The Tánaiste and Minister for Enterprise, Trade and Employment Leo Varadkar said that all avenues for resolving the Debenhams dispute have been explored and exhausted - and that the Government will now await the outcome of proceedings in the High Court.

The Department said the Tánaiste noted that the workers had voted to reject the proposal for a training fund, adding that he understands that the ex-Debenhams workers are disappointed that their expectations cannot be met.

It noted that the state has honoured its guarantee of their statutory employment rights, including statutory redundancy.  

The statement concludes: "At this stage, it appears that all avenues have been exploited and exhausted and the Government awaits the outcome of the High Court process."

Since the liquidation, workers have maintained pickets on the 11 Debenhams Ireland stores preventing liquidators KPMG from removing stock.

They argue that the proceeds of the stock should be ringfenced to fund the enhanced redundancy terms. 

Ahead of the Mandate ballot of former employees, shop stewards had already recommended rejection of Mr Foley's proposals on the basis that they failed to deliver any cash payments for staff, many of whom were already entitled to training from the state. 

Last September, they had also dismissed as inadequate an offer from liquidators of an ex-gratia fund of €1m, plus a third of the net proceeds of the sale of the stock.  

Those proposals were not put to a ballot of the wider workforce. 

In a statement, Mandate confirmed that 430 of around 1,000 former workers voted, with 393 rejecting the proposals - a margin of 91% of votes cast. 
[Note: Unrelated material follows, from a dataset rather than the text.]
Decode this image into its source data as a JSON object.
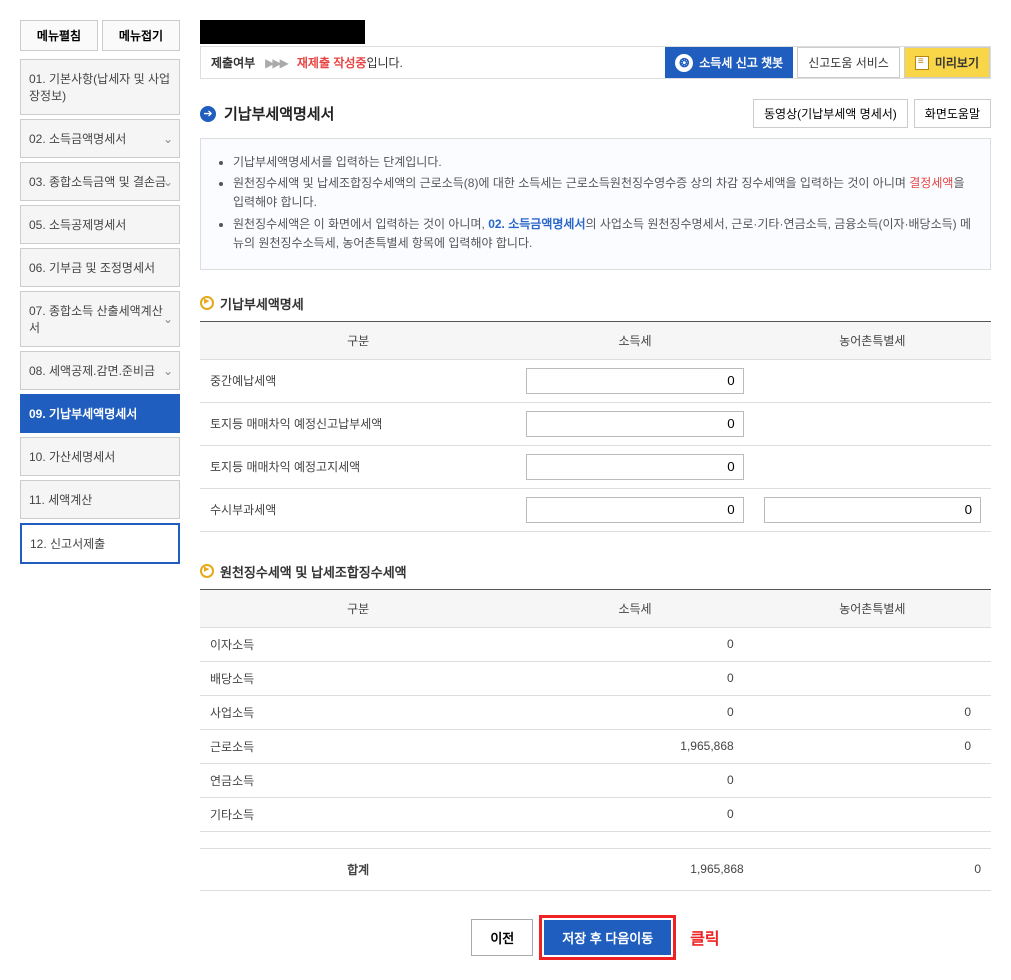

The proposal document stated that the Government would establish a €3m training, upskilling and business start-up fund, but crucially, prevented the workers from accessing cash from the fund.
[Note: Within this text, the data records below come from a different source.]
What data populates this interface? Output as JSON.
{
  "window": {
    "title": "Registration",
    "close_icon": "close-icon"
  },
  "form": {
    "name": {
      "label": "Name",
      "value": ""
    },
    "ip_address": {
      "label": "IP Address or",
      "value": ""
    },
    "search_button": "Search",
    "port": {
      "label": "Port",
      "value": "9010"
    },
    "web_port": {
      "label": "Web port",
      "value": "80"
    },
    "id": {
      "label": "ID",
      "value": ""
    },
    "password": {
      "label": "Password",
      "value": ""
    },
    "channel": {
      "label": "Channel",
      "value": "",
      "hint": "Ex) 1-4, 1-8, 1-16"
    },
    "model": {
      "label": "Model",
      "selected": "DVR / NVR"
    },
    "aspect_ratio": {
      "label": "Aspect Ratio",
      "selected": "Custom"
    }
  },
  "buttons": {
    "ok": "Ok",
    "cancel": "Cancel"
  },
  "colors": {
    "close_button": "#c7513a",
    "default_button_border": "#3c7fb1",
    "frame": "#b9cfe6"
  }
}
"The elected shop stewards from Debenhams will now meet to determine the next steps in their campaign for a fair redundancy package and changes to legislation to ensure workers are not treated like this in the future," the union said. 
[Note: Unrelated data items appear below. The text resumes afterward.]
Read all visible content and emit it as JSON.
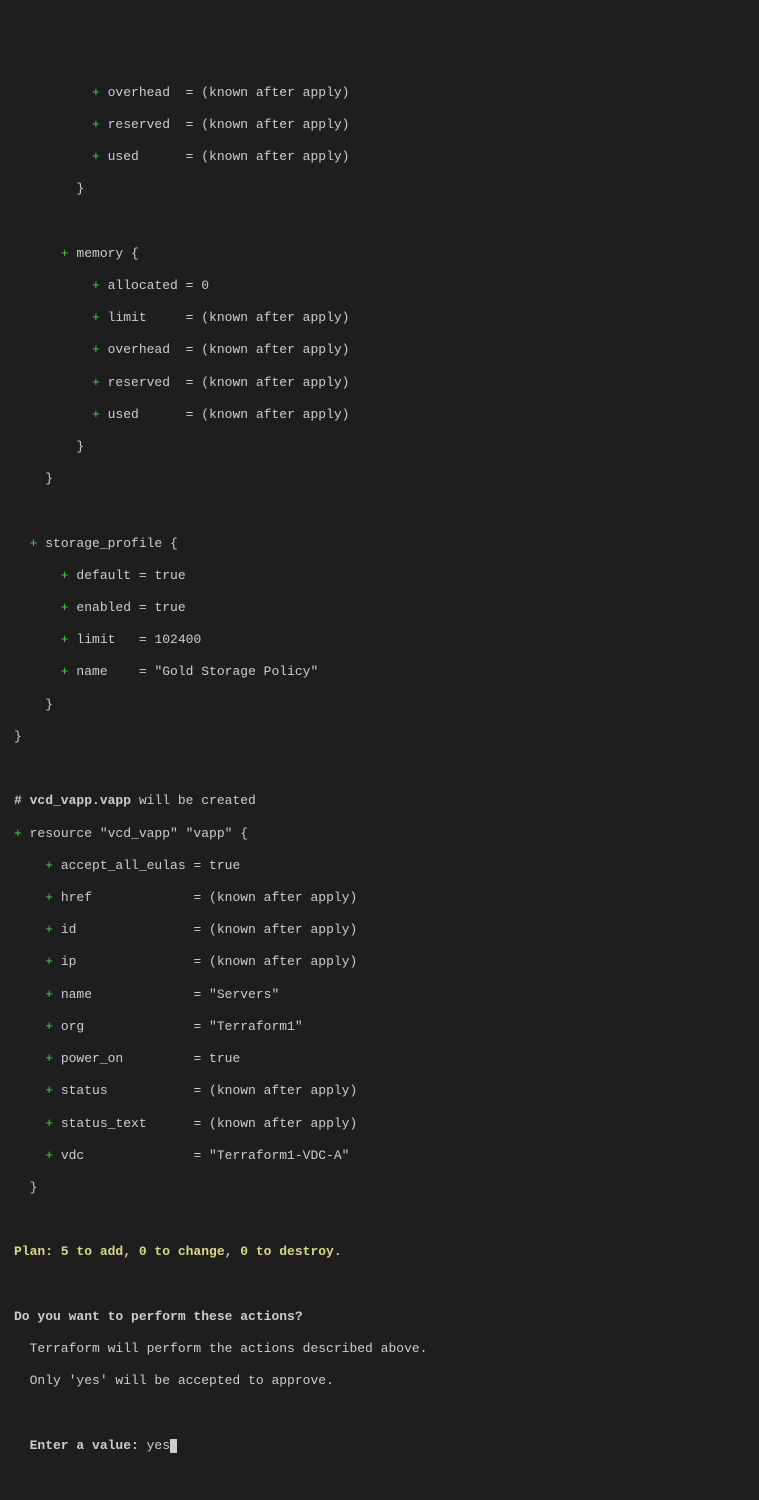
{
  "block1": {
    "l1": {
      "p": "          + ",
      "k": "overhead  ",
      "e": "= ",
      "v": "(known after apply)"
    },
    "l2": {
      "p": "          + ",
      "k": "reserved  ",
      "e": "= ",
      "v": "(known after apply)"
    },
    "l3": {
      "p": "          + ",
      "k": "used      ",
      "e": "= ",
      "v": "(known after apply)"
    },
    "close": "        }"
  },
  "memory": {
    "open": {
      "p": "      + ",
      "t": "memory {"
    },
    "l1": {
      "p": "          + ",
      "k": "allocated ",
      "e": "= ",
      "v": "0"
    },
    "l2": {
      "p": "          + ",
      "k": "limit     ",
      "e": "= ",
      "v": "(known after apply)"
    },
    "l3": {
      "p": "          + ",
      "k": "overhead  ",
      "e": "= ",
      "v": "(known after apply)"
    },
    "l4": {
      "p": "          + ",
      "k": "reserved  ",
      "e": "= ",
      "v": "(known after apply)"
    },
    "l5": {
      "p": "          + ",
      "k": "used      ",
      "e": "= ",
      "v": "(known after apply)"
    },
    "close": "        }",
    "close2": "    }"
  },
  "storage": {
    "open": {
      "p": "  + ",
      "t": "storage_profile {"
    },
    "l1": {
      "p": "      + ",
      "k": "default ",
      "e": "= ",
      "v": "true"
    },
    "l2": {
      "p": "      + ",
      "k": "enabled ",
      "e": "= ",
      "v": "true"
    },
    "l3": {
      "p": "      + ",
      "k": "limit   ",
      "e": "= ",
      "v": "102400"
    },
    "l4": {
      "p": "      + ",
      "k": "name    ",
      "e": "= ",
      "v": "\"Gold Storage Policy\""
    },
    "close": "    }",
    "close2": "}"
  },
  "vapp": {
    "comment": {
      "h": "# vcd_vapp.vapp",
      "t": " will be created"
    },
    "open": {
      "p": "+ ",
      "t": "resource \"vcd_vapp\" \"vapp\" {"
    },
    "l1": {
      "p": "    + ",
      "k": "accept_all_eulas ",
      "e": "= ",
      "v": "true"
    },
    "l2": {
      "p": "    + ",
      "k": "href             ",
      "e": "= ",
      "v": "(known after apply)"
    },
    "l3": {
      "p": "    + ",
      "k": "id               ",
      "e": "= ",
      "v": "(known after apply)"
    },
    "l4": {
      "p": "    + ",
      "k": "ip               ",
      "e": "= ",
      "v": "(known after apply)"
    },
    "l5": {
      "p": "    + ",
      "k": "name             ",
      "e": "= ",
      "v": "\"Servers\""
    },
    "l6": {
      "p": "    + ",
      "k": "org              ",
      "e": "= ",
      "v": "\"Terraform1\""
    },
    "l7": {
      "p": "    + ",
      "k": "power_on         ",
      "e": "= ",
      "v": "true"
    },
    "l8": {
      "p": "    + ",
      "k": "status           ",
      "e": "= ",
      "v": "(known after apply)"
    },
    "l9": {
      "p": "    + ",
      "k": "status_text      ",
      "e": "= ",
      "v": "(known after apply)"
    },
    "l10": {
      "p": "    + ",
      "k": "vdc              ",
      "e": "= ",
      "v": "\"Terraform1-VDC-A\""
    },
    "close": "  }"
  },
  "plan": "Plan: 5 to add, 0 to change, 0 to destroy.",
  "prompt": {
    "q": "Do you want to perform these actions?",
    "d1": "  Terraform will perform the actions described above.",
    "d2": "  Only 'yes' will be accepted to approve.",
    "label": "  Enter a value: ",
    "input": "yes"
  }
}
Mr Foley's package of proposals centred on a €3m training fund administered by Solas to support career guidance, training, education and business start-ups which would remain in existence for two years or until fully disbursed. 

In his report, Mr Foley found that the current legal framework limited the liquidator's ability to contribute to resolving the dispute, and that the 2016 collective agreement for enhanced redundancy terms relied on by the union no longer had legal application. 

Mr Foley confirmed that Debenhams Ireland went under with debts totalling €18m, with the state bearing the €13m cost of statutory redundancy payments for workers. 

He noted that the main preferential creditors of the Debenhams Ireland liquidation are the Department of Social Protection and the Revenue Commissioners, with a debt owed of about €18m. 

However, he cautioned: "Available resources are far outweighed by the debt owed to these preferential creditors." 

The Labour Court Chairman also noted that the state had taken responsibility for statutory redundancy payments totalling over €13m, with the employer making no contribution to those entitlements. 

He pointed out that the extension of the liquidation has depleted almost all cash assets, which at one stage had stood at around €4m. 

Mr Foley's report acknowledged that the Department of Enterprise Trade and Employment is currently examining employment and company law provisions relating to redundancy situations, but warned that these changes will not be retrospective.

Given that Mr Foley concluded that his proposals represented "the maximum achievable in a very difficult situation", it is unclear what will happen next.

The liquidators of Debenhams - KPMG - declined to comment on the workers' rejection of settlement proposals. 

Meanwhile, Debenhams in the UK is continuing to engage with a number of third parties regarding the sale of all or parts of the business, administrator FRP Advisory said today.

The administrator said that while this process continued, it is planning for the ongoing wind-down of the business as announced on December 1. 

It said renewed UK Covid-19 lockdowns meant a number of stores, including Debenhams' flagship store on Oxford Street in London, where it has been unable to agree lease extensions will be permanently closed. 

In total, 320 jobs will be impacted by these closures, FRP said.